7. VANILLA. “Vanilla is another one of those things that I like to use like maple a little bit: with potatoes, in a butter sauce, in a vinaigrette, in a marinade. It’s not necessarily just for dessert. For dessert, vanilla ice cream will always be my favorite.” Does Burke, like many chefs, frown on the use of vanilla extract? “I like the bean, of course, but the extract can be pretty good as well. I think for cake batter the extract works a little bit better; I think it permeates and integrates a little faster. I think in a sauce or an ice cream you need the bean. Depends on the way you look at it as a professional chef and what you’re doing with time; you don’t have to do everything from scratch. It takes too long. But vanilla bean: We dry the sticks and use them for fruit kabobs. There’s a lot of cool things you can do with vanilla beans. If you haven’t seen a vanilla bean on a tree, it’s amazing: They’re green; they look like big fava beans, and then they get dried out.”
8. LEEKS. “I think they’re underused. They’re great for soup, great grilled, great to fry, and just a great flavor. Leeks are fantastic.” So why aren’t they more popular? “I think it’s the inconvenience. You know, you’ve got to prepare them. You’ve got to wash them. They’re full of dirt. When you bring dirt into a kitchen there’s a possibility of it getting into something else. That’s why people buy prepared spinach. They don’t want to risk having to clean it and making sure the dirt’s out of it. That could ruin a whole night.”

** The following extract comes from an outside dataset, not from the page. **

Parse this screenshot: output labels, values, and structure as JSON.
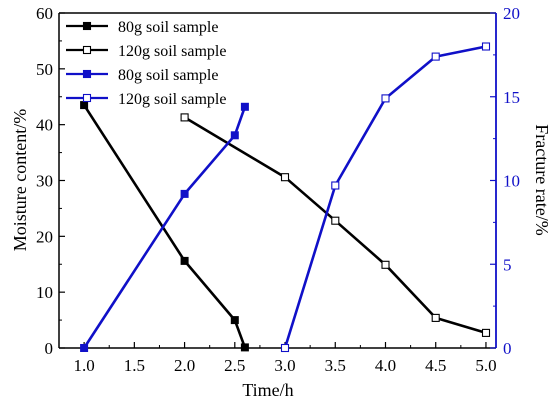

9. SALT AND PEPPER. “Not just as a seasoning: salt as in preserving, and as an architectural piece: We build walls out of bricks of salt. We build our bars out of salt. In the restaurant up at Foxwoods we build a lot of salt walls and we light it up. It’s beautiful.” [Editor’s note: There are some pictures on the site for David Burke Prime at Foxwoods.] “And then pepper: Black pepper, white pepper, green peppercorn even though it’s a different family. And using that not just as a hint but crushed, using that as [the primary flavor in] marinades, using that fresh on the table.”
10. CHILE PEPPERS. “I’m not a chile expert by any means, but I’m getting more and more into smoked chiles and the heat of chiles. When I write menus and I balance out a menu, I use heat as one of those [criteria]: You’ve got to have enough fish, enough meat. Do I have enough poultry? Do we have enough salad? Do we have enough female-friendly dishes? Do we have enough healthy? Do we have a pasta dish? Do we have enough dishes with heat? Chiles are taking the place of what salt and pepper were when I was trained; they add another level of flavor to a dish. It’s a finishing note usually, the heat, and that’s something that’s fantastic. It kind of lingers with you.”